Hovering above them all is the Lagos State Government, headed by the Governor — currently Babajide Sanwo-Olu — who expresses sympathy, visits the scene, and assures victims that “the government will get to the root of the matter.”
The root, however, remains remarkably intact year after year.
No permanent fire suppression systems are installed.
No mandatory rewiring or electrical audits are enforced.
No market shutdowns for safety compliance.
No official is sanctioned.
No trader is protected from repetition.
And yet, Lagos prides itself as a “smart city.”
Legally speaking, Lagos is not short of obligations.
Section 14(2)(b) of the 1999 Constitution declares that the “security and welfare of the people shall be the primary purpose of government.” Sadly, Chapter II also politely informs citizens that they may admire this provision from afar, as it is non-justiciable — a constitutional motivational quote, not an enforceable promise.

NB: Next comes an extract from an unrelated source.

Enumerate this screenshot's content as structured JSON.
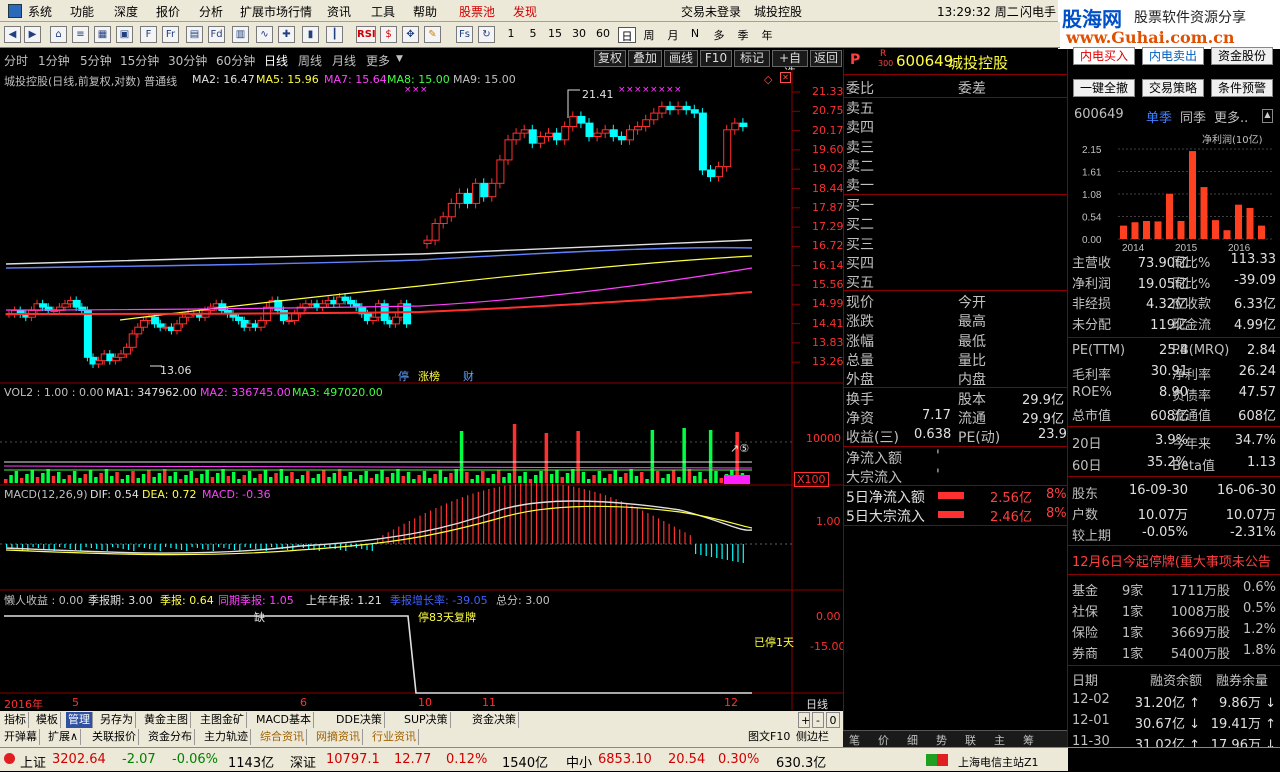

State fire regulations, urban planning laws, market safety rules, and environmental standards all exist. They are enforced vigorously when sealing small shops or demolishing roadside kiosks. Markets that generate massive revenue, however, enjoy what lawyers call regulatory discretion and ordinary citizens call “leave am alone.”
In the United States, one dead child produced a national overhaul.
In Lagos, decades of fires have produced… experience.
Experience without reform.
Experience without consequences.
Experience without systems.
This is not a capacity problem. Lagos has engineers, planners, safety experts, consultants, and retired officials who suddenly rediscover public service after disasters. What Lagos lacks is institutional embarrassment — that moment when failure becomes unacceptable.
In America, tragedy prompts reform.
In Lagos, tragedy prompts normalisation.
The first Balogun fire was a disaster.
The fifth was unfortunate.
The tenth became tradition.
Markets are rebuilt faster than systems. Committees are inaugurated faster than sprinklers. Press statements travel faster than fire trucks with water.
Adam Walsh should have grown up. He didn’t. But his death forced a society to mature legislatively and administratively.
Balogun Market burns every year. And the real tragedy is not the fire.
It is that no Lagos institution treats repetition as evidence of failure.
Court adjourned — till the next inferno, same parties, same submissions, same outcome.